Too often. The committee recommends that the ban on Good Friday, Christmas Day pub-opening and the restrictions on St Patrick's Day (which is treated like a Sunday) be continued, because, in part, "there is no significant groundswell of public opinion in favour of [change]".

Good Friday

Really? Two questions. Who have these characters been talking to?

Good Friday is the most reviled day in the entire calendar, when more liver damage is done at grimly alcoholic parties than at Christmas and the New year combined, and this is simply and solely because of the closure of pubs. Second question: what does it matter whether or not there is a groundswell of opinion? Are we back to the "accepted norms" principle of moral-law making?

It looks like it. Why should all pubs be closed on Good Friday? What if a minority of pubowners and drinkers want their own pubs to be open? Why should hotels not be allowed to serve wine to their guests at dinner? Why should people not meet if they want for drinks in a pub on Christmas Day? Why should. . .

But enough of this. Listen to these words about Good Friday which convey so much: "It was further suggested that we could bring trouble on ourselves by violating the religious significance of the day." And of course bringing trouble on themselves is the thing which these pioneers of personal freedom would go to any lengths to avoid.

So it is barely relevant that these law-makers would not "violate" the religious significance of the day if they changed the law: they would merely be permitting others to do so. Yet they cannot even begin to grasp this simple principle of personal freedom. It was a previous generation of lawmakers' comparable (and comparably contemptible) fear of bringing trouble on themselves which caused decades of equivocation and mealy-mouthed cowardice over the decriminalisation of condoms.

Vested interest

Cowardice is not the only factor in Irish law-making; there is also the vested interest, which was most powerfully evident in the quite disgraceful 1988 Act which permitted restaurants to have full licences, but on financially punitive conditions which, of course, did not apply to pubs which served food. Thus was the powerful vinters' lobby kept happy. A provision compelling supermarkets to have over-the-counter sales only became law, but was not signed by the Minister.

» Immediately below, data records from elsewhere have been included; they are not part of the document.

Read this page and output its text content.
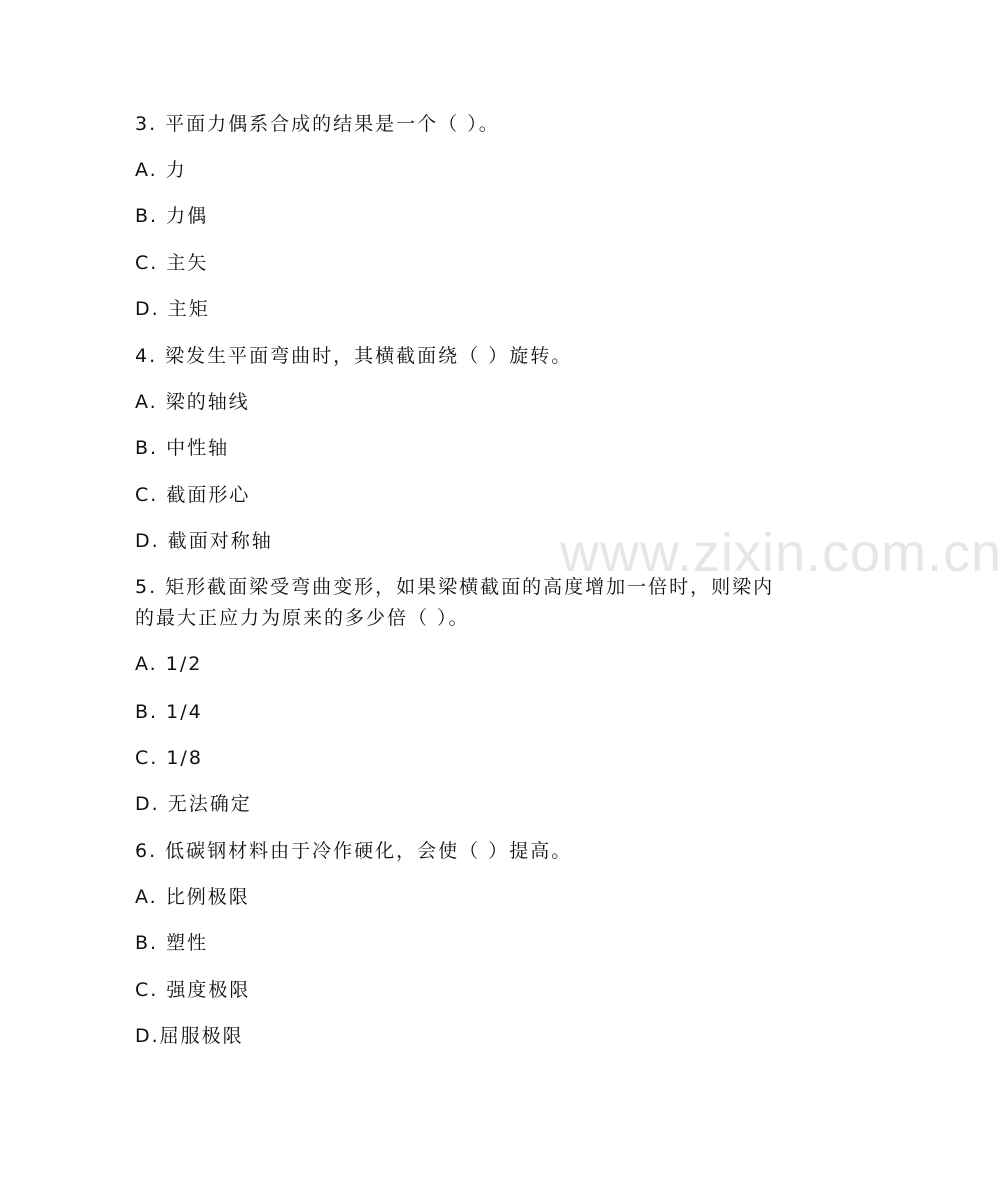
www.zixin.com.cn
3. 平面力偶系合成的结果是一个（ ）。
A. 力
B. 力偶
C. 主矢
D. 主矩
4. 梁发生平面弯曲时，其横截面绕（ ）旋转。
A. 梁的轴线
B. 中性轴
C. 截面形心
D. 截面对称轴
5. 矩形截面梁受弯曲变形，如果梁横截面的高度增加一倍时，则梁内
的最大正应力为原来的多少倍（ ）。
A. 1/2
B. 1/4
C. 1/8
D. 无法确定
6. 低碳钢材料由于冷作硬化，会使（ ）提高。
A. 比例极限
B. 塑性
C. 强度极限
D.屈服极限
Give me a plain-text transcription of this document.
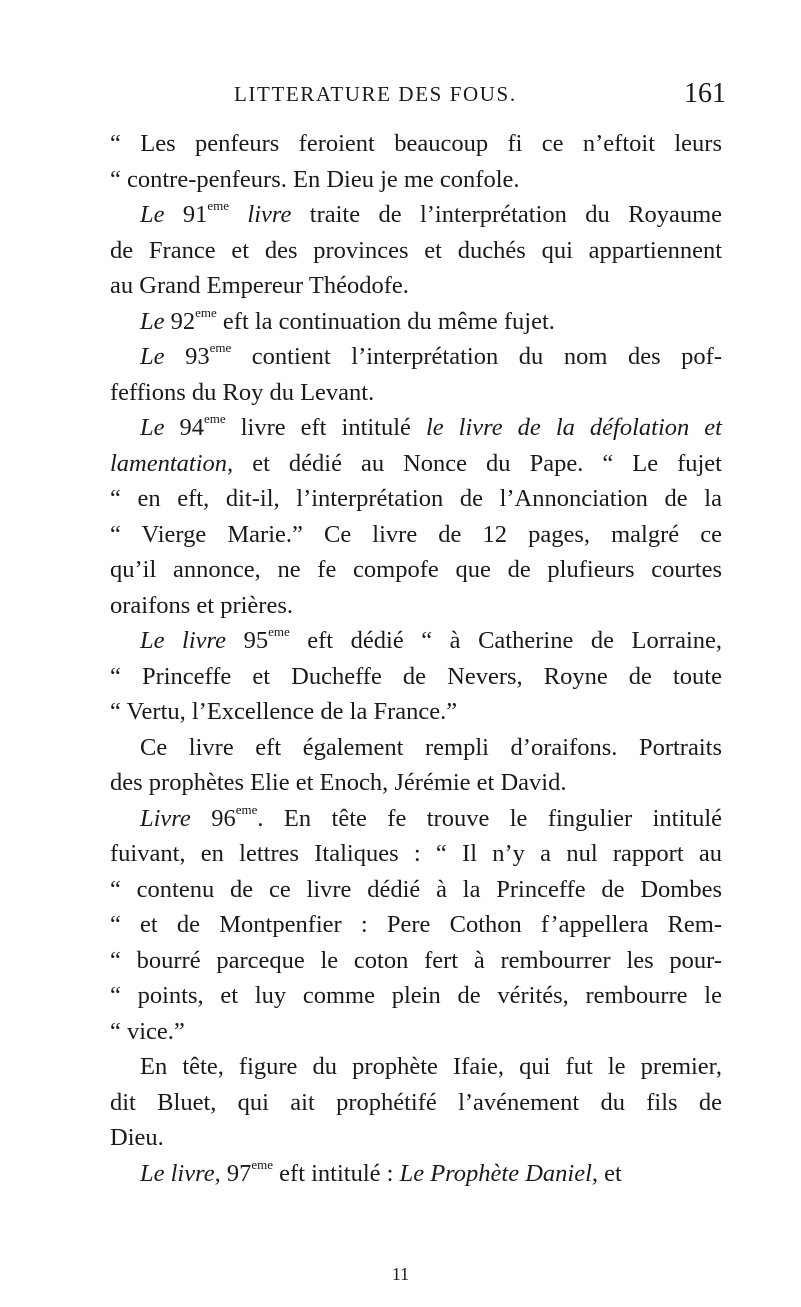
LITTERATURE DES FOUS.	161
“ Les penfeurs feroient beaucoup fi ce n’eftoit leurs
“ contre-penfeurs. En Dieu je me confole.
Le 91eme livre traite de l’interprétation du Royaume
de France et des provinces et duchés qui appartiennent
au Grand Empereur Théodofe.
Le 92eme eft la continuation du même fujet.
Le 93eme contient l’interprétation du nom des pof-
feffions du Roy du Levant.
Le 94eme livre eft intitulé le livre de la défolation et
lamentation, et dédié au Nonce du Pape. “ Le fujet
“ en eft, dit-il, l’interprétation de l’Annonciation de la
“ Vierge Marie.” Ce livre de 12 pages, malgré ce
qu’il annonce, ne fe compofe que de plufieurs courtes
oraifons et prières.
Le livre 95eme eft dédié “ à Catherine de Lorraine,
“ Princeffe et Ducheffe de Nevers, Royne de toute
“ Vertu, l’Excellence de la France.”
Ce livre eft également rempli d’oraifons. Portraits
des prophètes Elie et Enoch, Jérémie et David.
Livre 96eme. En tête fe trouve le fingulier intitulé
fuivant, en lettres Italiques : “ Il n’y a nul rapport au
“ contenu de ce livre dédié à la Princeffe de Dombes
“ et de Montpenfier : Pere Cothon f’appellera Rem-
“ bourré parceque le coton fert à rembourrer les pour-
“ points, et luy comme plein de vérités, rembourre le
“ vice.”
En tête, figure du prophète Ifaie, qui fut le premier,
dit Bluet, qui ait prophétifé l’avénement du fils de
Dieu.
Le livre, 97eme eft intitulé : Le Prophète Daniel, et
11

It remains on the statute book. The Dail committee supplies final proof of its ridiculousness by recommending that this preposterous measure remain in place, lest supermarkets get into the habit of selling to the under-age. My own experience is that it is off-licences which sell to the underage, not supermarkets; yet here we have a perfect insight into what law-makers think the law is for: not a legal instrument to be considered by the courts, but a putative weapon to be held in reserve, Just In Case.

Truly, if you want to see why real power is shifting from equivocating politicians to a voraciously assertive judiciary, the Oireachtas Review of Liquor Licensing provides all the depressing evidence you could possibly need.